Она надела кольцо на палец. Пускай Бриджет увидит: может, Луизина цена и не выше жемчугов, но на трех с половиной каратную ледышку наберется. Надела обручальное кольцо, и палец вдруг отяжелел. Кольца жали. Сначала Луиза решила, что усохли, потом сообразила, что, скорее, потолстел палец.
Она увидела себя в зеркале — боже. Лицо белое как алебастр, глаза огромны и черны, точно она перепила белладонны. На виске пульсировала крупная вена, словно под кожу закопался червяк. Как будто в катастрофе побывала.
Она услышала, как настойчиво звонит внизу телефон, а когда неохотно сползла по лестнице, Патрик уже был в прихожей — бежал к двери, натягивая походную куртку.
— Поезд сошел с рельсов, — сказал он Луизе. — Много жертв. — И бодро прибавил: — Свистать всех наверх. Ты идешь?
Реджи Дич, маленькая, как мышка, тихая, как домишко, где никто не живет. Она рассеянно гладила Банджо по макушке. На коленях лежал раскрытый Гомер, но Реджи смотрела «Улицу Коронации». Она почти опустошила коробку старых фиалковых конфет, найденную в глубинах шкафчика на кухне у мисс Макдональд (в шторм любой порт — подмога).
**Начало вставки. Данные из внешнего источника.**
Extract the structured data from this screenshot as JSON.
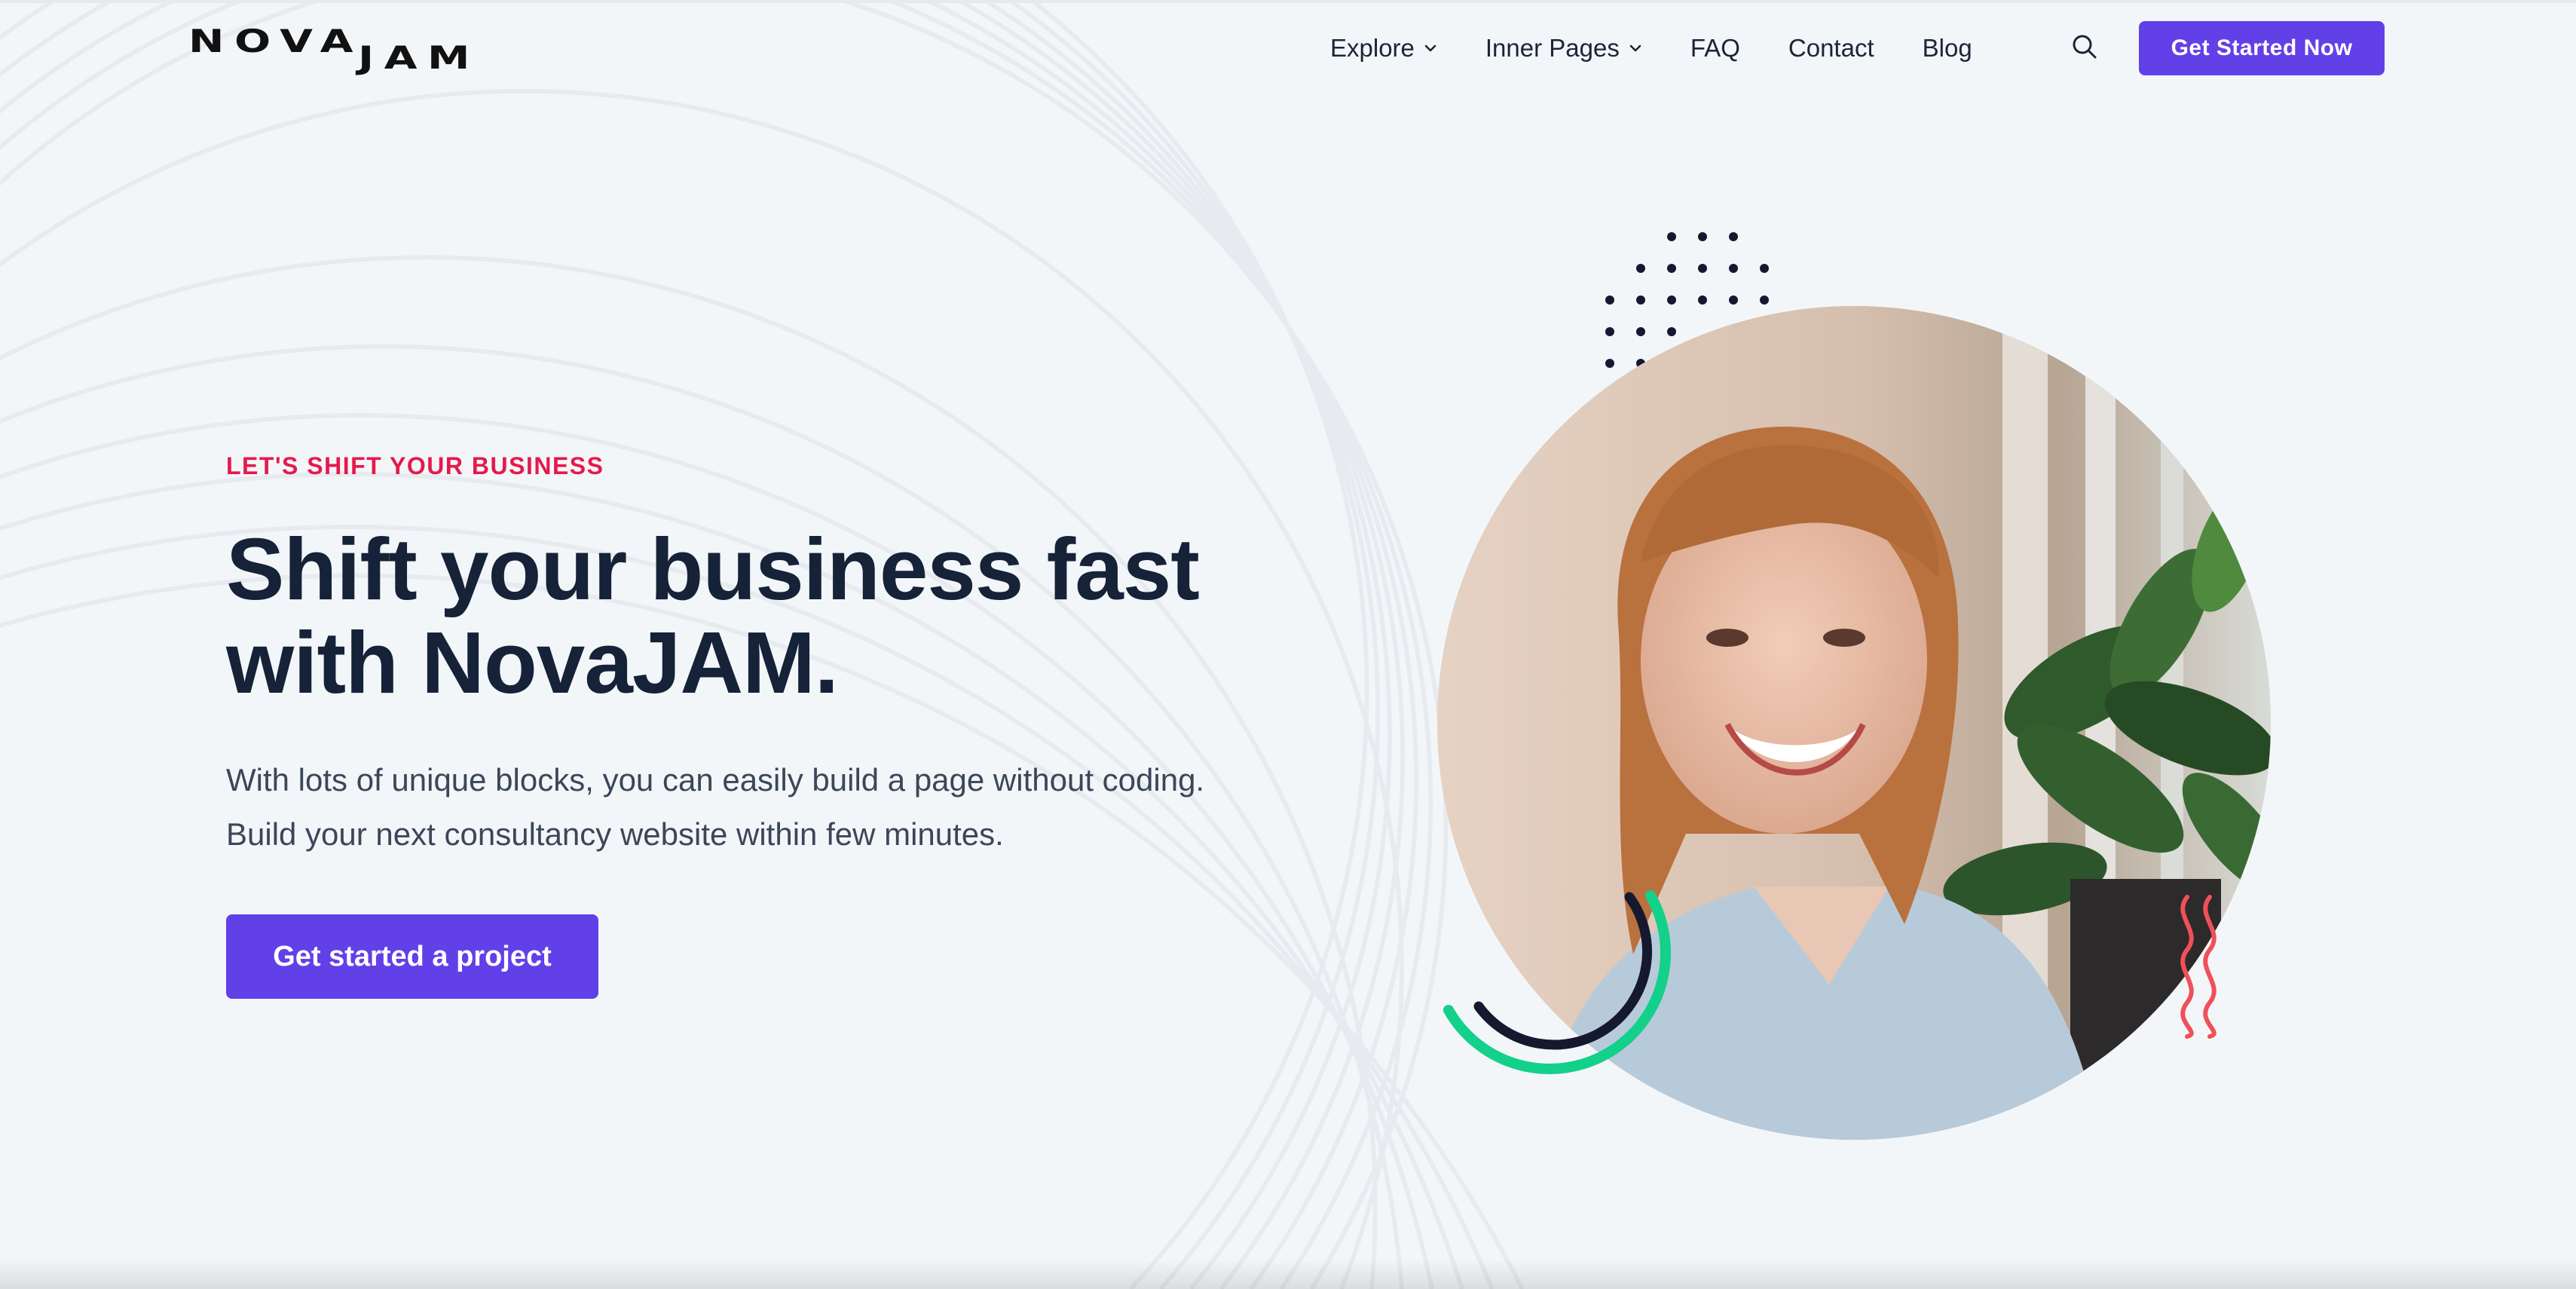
{
  "header": {
    "logo": {
      "word1": "NOVA",
      "word2": "JAM"
    },
    "nav": [
      {
        "label": "Explore",
        "has_dropdown": true
      },
      {
        "label": "Inner Pages",
        "has_dropdown": true
      },
      {
        "label": "FAQ",
        "has_dropdown": false
      },
      {
        "label": "Contact",
        "has_dropdown": false
      },
      {
        "label": "Blog",
        "has_dropdown": false
      }
    ],
    "search_icon": "search-icon",
    "cta_label": "Get Started Now"
  },
  "hero": {
    "eyebrow": "LET'S SHIFT YOUR BUSINESS",
    "headline_line1": "Shift your business fast",
    "headline_line2": "with NovaJAM.",
    "lead": "With lots of unique blocks, you can easily build a page without coding. Build your next consultancy website within few minutes.",
    "cta_label": "Get started a project"
  },
  "visual": {
    "photo_subject": "smiling woman with red hair and a houseplant",
    "decorations": [
      "dot-grid",
      "green-arc",
      "navy-arc",
      "red-squiggles"
    ]
  },
  "colors": {
    "accent": "#6240e8",
    "eyebrow": "#e6194b",
    "heading": "#152238",
    "body_text": "#3b4758",
    "background": "#f3f6f9",
    "green_arc": "#13d08a",
    "squiggle": "#f0505a",
    "dot": "#15192f"
  }
}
Реджи глянула на часы — мисс Макдональд скоро вернется.
Она услышала, как надвигается поезд: сначала рев почти не различишь за ветром, а потом все громче и громче. Не обычный рокот, а ужасные раскаты волной катились к дому. Реджи вскочила: еще секунда — и поезд прямо в дом ворвется. И тут раздался пронзительный скрежет, точно великанская рука процарапала по великанской школьной доске великанскими ногтями, а потом оглушительный грохот, точно громом шарахнуло. Здравствуй, конец света.
А потом — тишина. Шипел газовый камин, Банджо храпел и ворчал, дождь поливал окно гостиной. Заиграла музыкальная тема «Улицы Коронации», побежали титры. Реджи — в руке книжка, во рту недоеденная фиалковая шоколадка — стояла посреди комнаты, готовая уносить ноги. Какой-то миг казалось, будто ничего и не было.
А потом загомонили голоса, захлопали двери — соседи повыскакивали на улицу. Реджи открыла дверь, высунула голову под ветер и дождь.
— Поезд перевернулся, — сообщил ей кто-то. — Вон прямо там.
Реджи сняла трубку в прихожей, набрала 999. Доктор Траппер говорила, если какое несчастье, все предполагают, что позвонит кто-нибудь другой. Реджи не такая — она не будет предполагать.
— Скоро вернусь, — сказала она Банджо, влезая в куртку.
Схватила большой фонарик, что лежал у мисс Макдональд возле щитка с предохранителями у двери, сунула ключи в карман, захлопнула за собой дверь и побежала под дождь. Сегодня свет не закончится. Если это зависит от Реджи.
То-то будет расчудесно, Реджи!
Тоннель оказался не черным, а белым. И не то чтобы тоннель — так, коридор. Свет очень яркий. И сиденья, белые пластмассовые скамьи, выраставшие из стены. Он сидел на скамье — вроде бы ждал. В каком-то фантастическом кино была похожая сцена. Вот-вот появятся сестра или брат, позовут за собой к свету. Джексон знал, что это отказывает височная доля или мозгу не хватает кислорода — организм отключается. А может, избыток кетамина, где-то он об этом читал — в «Нэшнл географик», вероятно. И все равно удивительно, когда приключается такое. Казалось бы, клише или сон, надо ж понимать — но нет, не понимаешь. Ему было легко — он и не припомнит, чтобы при жизни переживал такую легкость. От него больше ничего не зависит — ну и плевать. Интересно, что будет дальше.
И тотчас рядом на скамье появилась сестра. Коснулась его руки, улыбнулась ему. Оба ни слова не сказали — тут ничего не скажешь, тут можно сказать все. Словами не передать его чувств, даже будь он способен разговаривать, а он к тому же не способен.